遺言執行者観に関する謬説がなくなるまで①
1 資料を渉猟、分析して、事実を追究
祥伝社新書「明治三十七年のインテリジェンス外交」前坂俊之著を一気に読んだ。
資料を渉猟し、分析して、事実を追究する姿勢には、感心した。
この姿勢は、弁護士も見習うべきだ。
2 文辞明晰、語彙豊富
舞台は日露戦争と戦後のポーツマス講和会議なので、時代は明治。
資料というものが古い。したがって、原典は、文辞難解なものも多いと思われるが、著者の文辞は、決して難解ではない。明晰にして豊富な語彙が、ものの本質を掌において指さす如く、私の蒙を啓いてくれた。

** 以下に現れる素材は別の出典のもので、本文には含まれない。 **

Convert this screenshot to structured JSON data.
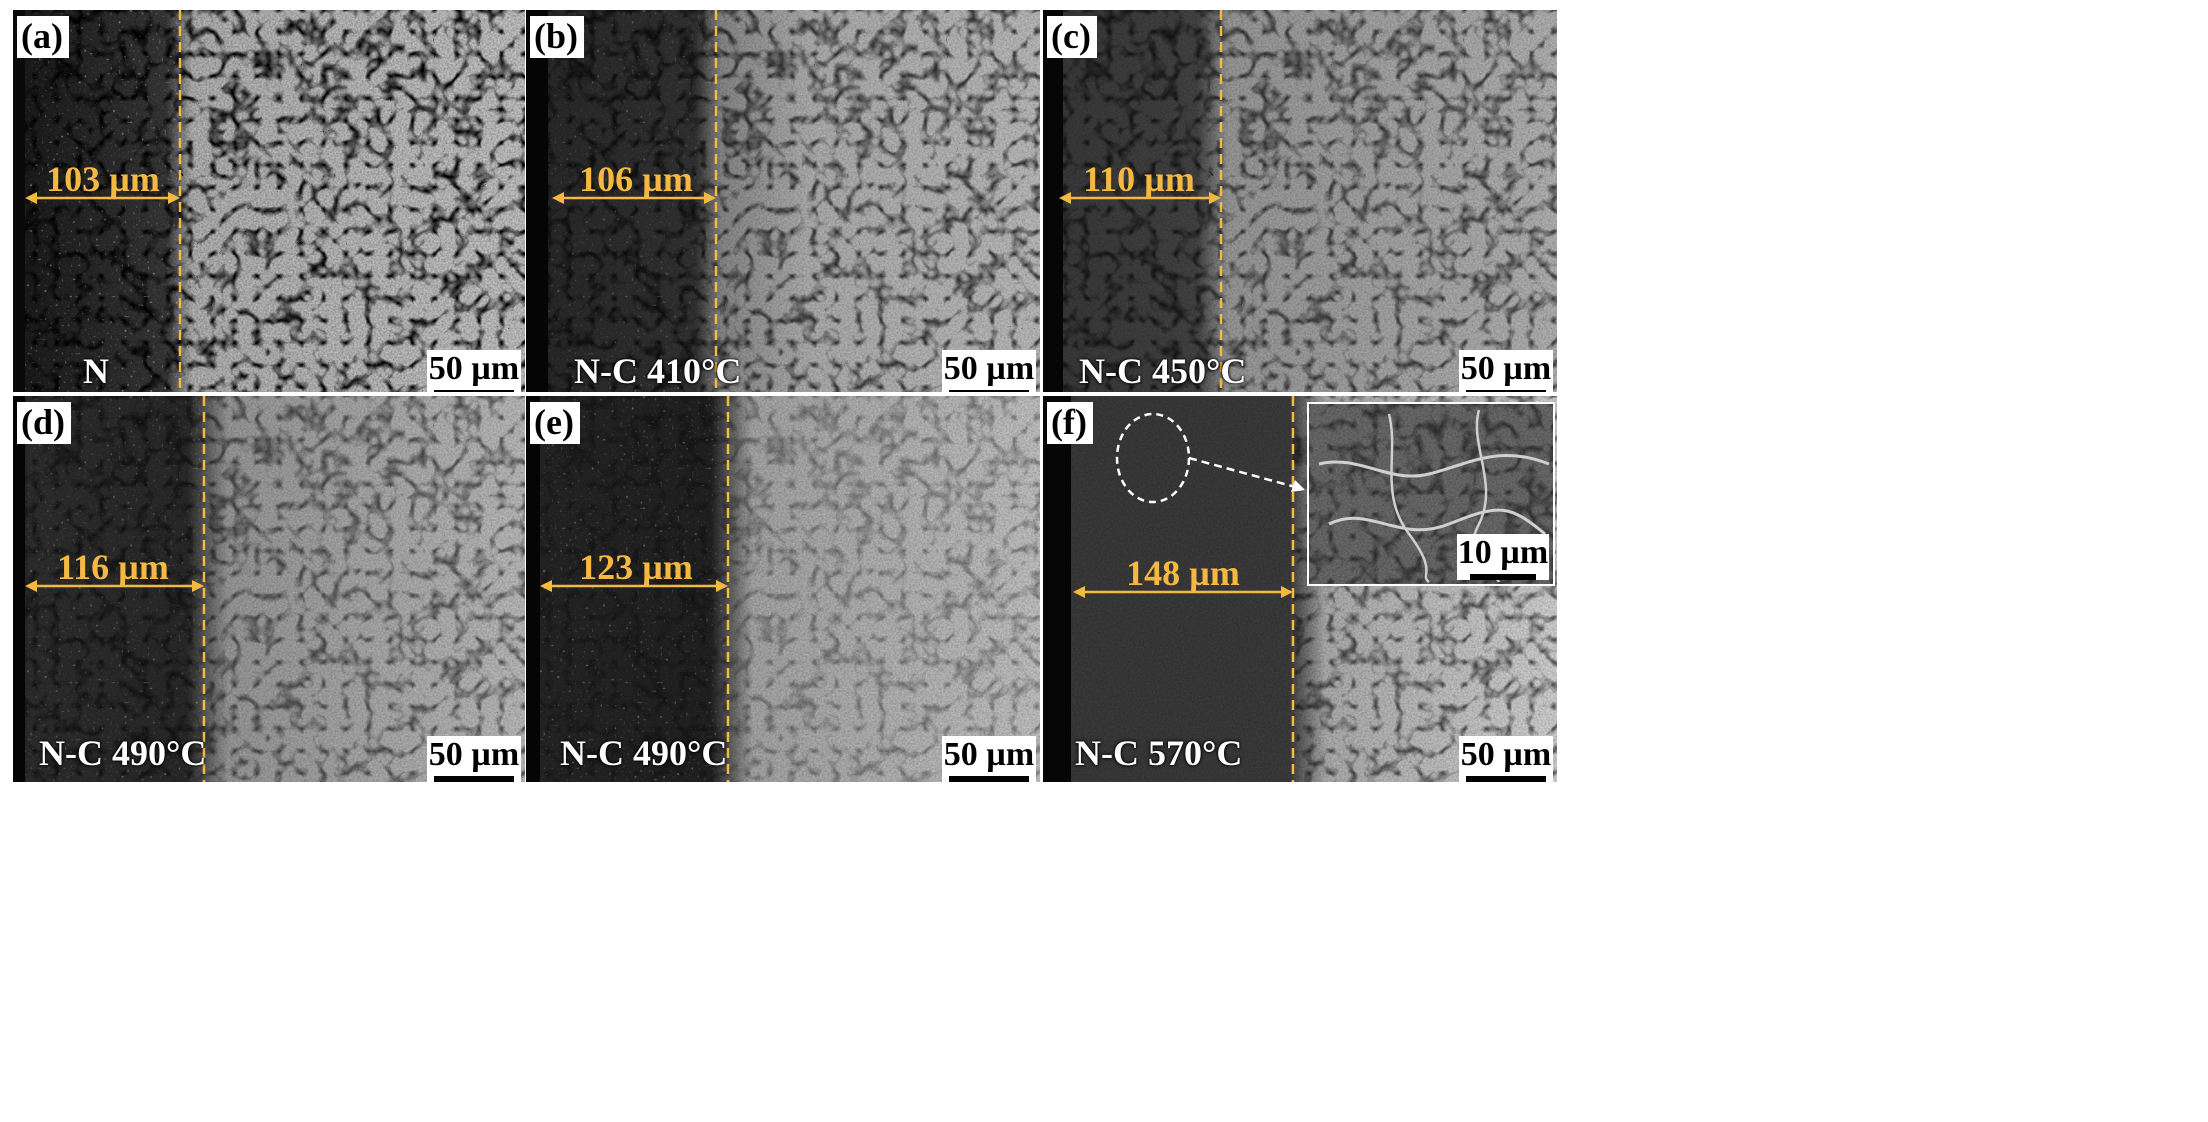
{
  "figure": {
    "panels": [
      {
        "tag": "(a)",
        "sample": "N",
        "depth": "103 µm",
        "scale": "50 µm"
      },
      {
        "tag": "(b)",
        "sample": "N-C 410°C",
        "depth": "106 µm",
        "scale": "50 µm"
      },
      {
        "tag": "(c)",
        "sample": "N-C 450°C",
        "depth": "110 µm",
        "scale": "50 µm"
      },
      {
        "tag": "(d)",
        "sample": "N-C 490°C",
        "depth": "116 µm",
        "scale": "50 µm"
      },
      {
        "tag": "(e)",
        "sample": "N-C 490°C",
        "depth": "123 µm",
        "scale": "50 µm"
      },
      {
        "tag": "(f)",
        "sample": "N-C 570°C",
        "depth": "148 µm",
        "scale": "50 µm",
        "inset_scale": "10 µm"
      }
    ],
    "colors": {
      "measurement": "#f5b942",
      "boundary_line": "#f5b942",
      "label_box": "#ffffff"
    }
  }
}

一部の語彙については、かなをふり、カッコ書きで意味の説明までしてある。
であるから、分かりやすい本だ。
3 立場の違う双方から語らせる手法は、秀逸
私がもっとも感心したのは、著者が、ポーツマス講和会議の舞台裏を、資料に基づき、日本側に語らせ、かつ、ロシア側に語らせるという手法をとったことだ。
これほど公平なことはない。
この手法も、弁護士が見習うべきだ。
日本側の全権大使の言、イコール、ロシア全権大使の言に非ず。また、ロシア全権大使の言、イコール、日本側の全権大使の言に非ずだ。

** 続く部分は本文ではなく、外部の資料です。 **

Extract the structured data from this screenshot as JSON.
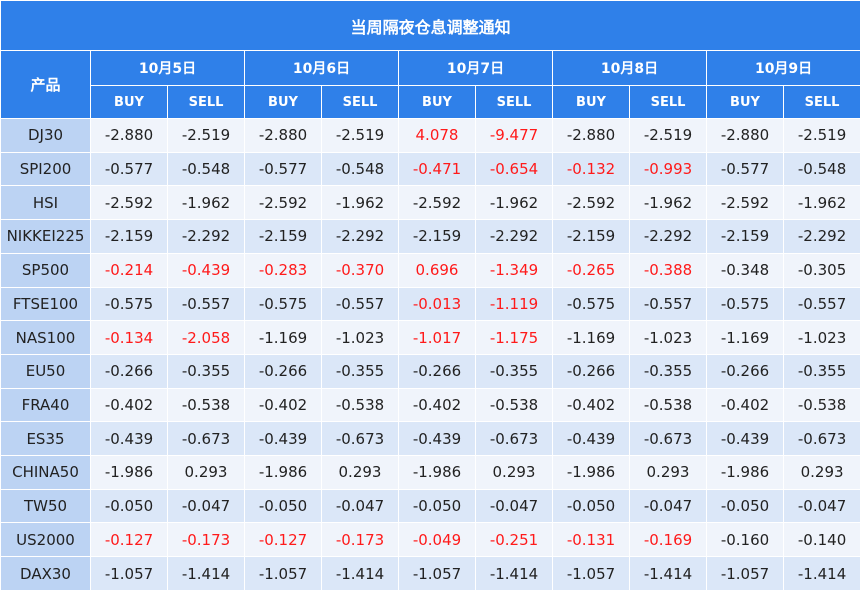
{
  "title": "当周隔夜仓息调整通知",
  "product_header": "产品",
  "dates": [
    "10月5日",
    "10月6日",
    "10月7日",
    "10月8日",
    "10月9日"
  ],
  "buy_label": "BUY",
  "sell_label": "SELL",
  "colors": {
    "header_bg": "#2f80e9",
    "name_bg": "#bcd3f3",
    "row_light": "#f0f4fb",
    "row_dark": "#dbe7f8",
    "highlight": "#ff1a1a"
  },
  "rows": [
    {
      "name": "DJ30",
      "values": [
        "-2.880",
        "-2.519",
        "-2.880",
        "-2.519",
        "4.078",
        "-9.477",
        "-2.880",
        "-2.519",
        "-2.880",
        "-2.519"
      ],
      "highlight": [
        false,
        false,
        false,
        false,
        true,
        true,
        false,
        false,
        false,
        false
      ]
    },
    {
      "name": "SPI200",
      "values": [
        "-0.577",
        "-0.548",
        "-0.577",
        "-0.548",
        "-0.471",
        "-0.654",
        "-0.132",
        "-0.993",
        "-0.577",
        "-0.548"
      ],
      "highlight": [
        false,
        false,
        false,
        false,
        true,
        true,
        true,
        true,
        false,
        false
      ]
    },
    {
      "name": "HSI",
      "values": [
        "-2.592",
        "-1.962",
        "-2.592",
        "-1.962",
        "-2.592",
        "-1.962",
        "-2.592",
        "-1.962",
        "-2.592",
        "-1.962"
      ],
      "highlight": [
        false,
        false,
        false,
        false,
        false,
        false,
        false,
        false,
        false,
        false
      ]
    },
    {
      "name": "NIKKEI225",
      "values": [
        "-2.159",
        "-2.292",
        "-2.159",
        "-2.292",
        "-2.159",
        "-2.292",
        "-2.159",
        "-2.292",
        "-2.159",
        "-2.292"
      ],
      "highlight": [
        false,
        false,
        false,
        false,
        false,
        false,
        false,
        false,
        false,
        false
      ]
    },
    {
      "name": "SP500",
      "values": [
        "-0.214",
        "-0.439",
        "-0.283",
        "-0.370",
        "0.696",
        "-1.349",
        "-0.265",
        "-0.388",
        "-0.348",
        "-0.305"
      ],
      "highlight": [
        true,
        true,
        true,
        true,
        true,
        true,
        true,
        true,
        false,
        false
      ]
    },
    {
      "name": "FTSE100",
      "values": [
        "-0.575",
        "-0.557",
        "-0.575",
        "-0.557",
        "-0.013",
        "-1.119",
        "-0.575",
        "-0.557",
        "-0.575",
        "-0.557"
      ],
      "highlight": [
        false,
        false,
        false,
        false,
        true,
        true,
        false,
        false,
        false,
        false
      ]
    },
    {
      "name": "NAS100",
      "values": [
        "-0.134",
        "-2.058",
        "-1.169",
        "-1.023",
        "-1.017",
        "-1.175",
        "-1.169",
        "-1.023",
        "-1.169",
        "-1.023"
      ],
      "highlight": [
        true,
        true,
        false,
        false,
        true,
        true,
        false,
        false,
        false,
        false
      ]
    },
    {
      "name": "EU50",
      "values": [
        "-0.266",
        "-0.355",
        "-0.266",
        "-0.355",
        "-0.266",
        "-0.355",
        "-0.266",
        "-0.355",
        "-0.266",
        "-0.355"
      ],
      "highlight": [
        false,
        false,
        false,
        false,
        false,
        false,
        false,
        false,
        false,
        false
      ]
    },
    {
      "name": "FRA40",
      "values": [
        "-0.402",
        "-0.538",
        "-0.402",
        "-0.538",
        "-0.402",
        "-0.538",
        "-0.402",
        "-0.538",
        "-0.402",
        "-0.538"
      ],
      "highlight": [
        false,
        false,
        false,
        false,
        false,
        false,
        false,
        false,
        false,
        false
      ]
    },
    {
      "name": "ES35",
      "values": [
        "-0.439",
        "-0.673",
        "-0.439",
        "-0.673",
        "-0.439",
        "-0.673",
        "-0.439",
        "-0.673",
        "-0.439",
        "-0.673"
      ],
      "highlight": [
        false,
        false,
        false,
        false,
        false,
        false,
        false,
        false,
        false,
        false
      ]
    },
    {
      "name": "CHINA50",
      "values": [
        "-1.986",
        "0.293",
        "-1.986",
        "0.293",
        "-1.986",
        "0.293",
        "-1.986",
        "0.293",
        "-1.986",
        "0.293"
      ],
      "highlight": [
        false,
        false,
        false,
        false,
        false,
        false,
        false,
        false,
        false,
        false
      ]
    },
    {
      "name": "TW50",
      "values": [
        "-0.050",
        "-0.047",
        "-0.050",
        "-0.047",
        "-0.050",
        "-0.047",
        "-0.050",
        "-0.047",
        "-0.050",
        "-0.047"
      ],
      "highlight": [
        false,
        false,
        false,
        false,
        false,
        false,
        false,
        false,
        false,
        false
      ]
    },
    {
      "name": "US2000",
      "values": [
        "-0.127",
        "-0.173",
        "-0.127",
        "-0.173",
        "-0.049",
        "-0.251",
        "-0.131",
        "-0.169",
        "-0.160",
        "-0.140"
      ],
      "highlight": [
        true,
        true,
        true,
        true,
        true,
        true,
        true,
        true,
        false,
        false
      ]
    },
    {
      "name": "DAX30",
      "values": [
        "-1.057",
        "-1.414",
        "-1.057",
        "-1.414",
        "-1.057",
        "-1.414",
        "-1.057",
        "-1.414",
        "-1.057",
        "-1.414"
      ],
      "highlight": [
        false,
        false,
        false,
        false,
        false,
        false,
        false,
        false,
        false,
        false
      ]
    }
  ]
}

双方の意見の相違は、民事事件の原被告の主張の差より大きい。
その主張の差を、じかに、双方から聴くのである。
そして、何が真実であるのか?、何故そうなったのか?は、読者が判断するのである。あたかも、原被告の主張の違いを聴き、証拠を分析して、真実を発見する裁判官のようにだ。もっとも、著者も、一定の断は下してはいるが。
4 読みやすい分量
この本の良さは他にもある。文章の量だ。何日もかけなければ読めない量なら、私は、敬遠したかもしれない。

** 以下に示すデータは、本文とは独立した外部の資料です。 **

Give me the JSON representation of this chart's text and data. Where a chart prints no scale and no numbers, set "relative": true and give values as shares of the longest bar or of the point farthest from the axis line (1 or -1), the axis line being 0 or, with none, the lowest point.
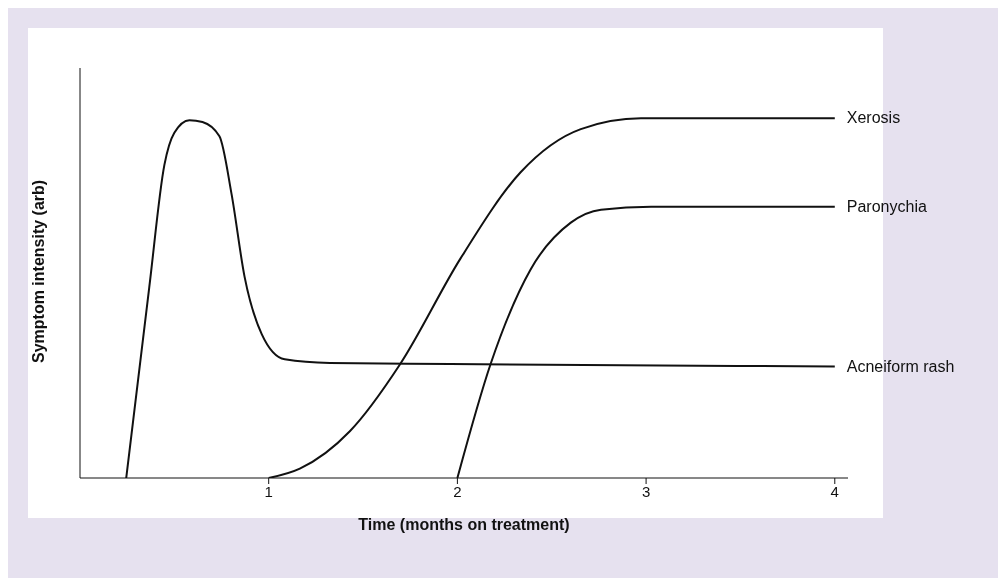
{
  "chart_data": {
    "type": "line",
    "relative": true,
    "xlabel": "Time (months on treatment)",
    "ylabel": "Symptom intensity (arb)",
    "xlim": [
      0,
      4.07
    ],
    "xticks": [
      1,
      2,
      3,
      4
    ],
    "grid": false,
    "legend": false,
    "marker": "none",
    "line_style": "solid",
    "series": [
      {
        "name": "Xerosis",
        "color": "#111111",
        "x": [
          1,
          1.165,
          1.43,
          1.697,
          2.016,
          2.335,
          2.654,
          2.973,
          4
        ],
        "values": [
          0,
          0.026,
          0.13,
          0.317,
          0.61,
          0.85,
          0.97,
          1,
          1
        ]
      },
      {
        "name": "Paronychia",
        "color": "#111111",
        "x": [
          2,
          2.176,
          2.388,
          2.601,
          2.761,
          3.027,
          4
        ],
        "values": [
          0,
          0.317,
          0.58,
          0.71,
          0.746,
          0.754,
          0.754
        ]
      },
      {
        "name": "Acneiform rash",
        "color": "#111111",
        "x": [
          0.245,
          0.367,
          0.447,
          0.5,
          0.58,
          0.649,
          0.739,
          0.803,
          0.872,
          0.963,
          1.085,
          1.324,
          1.963,
          4
        ],
        "values": [
          0,
          0.53,
          0.87,
          0.96,
          0.995,
          0.99,
          0.95,
          0.79,
          0.56,
          0.4,
          0.33,
          0.32,
          0.317,
          0.31
        ]
      }
    ]
  }
}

資料の多い著作には、ときに、せっかく集めた資料だ、割愛するのは惜しい、と思うのか、詳細すぎるものがときにある。
しかし、この本の量は、集中し、惹きつけられ、没頭し、一気に終わる、という量だ。これにも感心した。
5 総評
この本は、一般の人にもだが、弁護士にも勧めたい本である。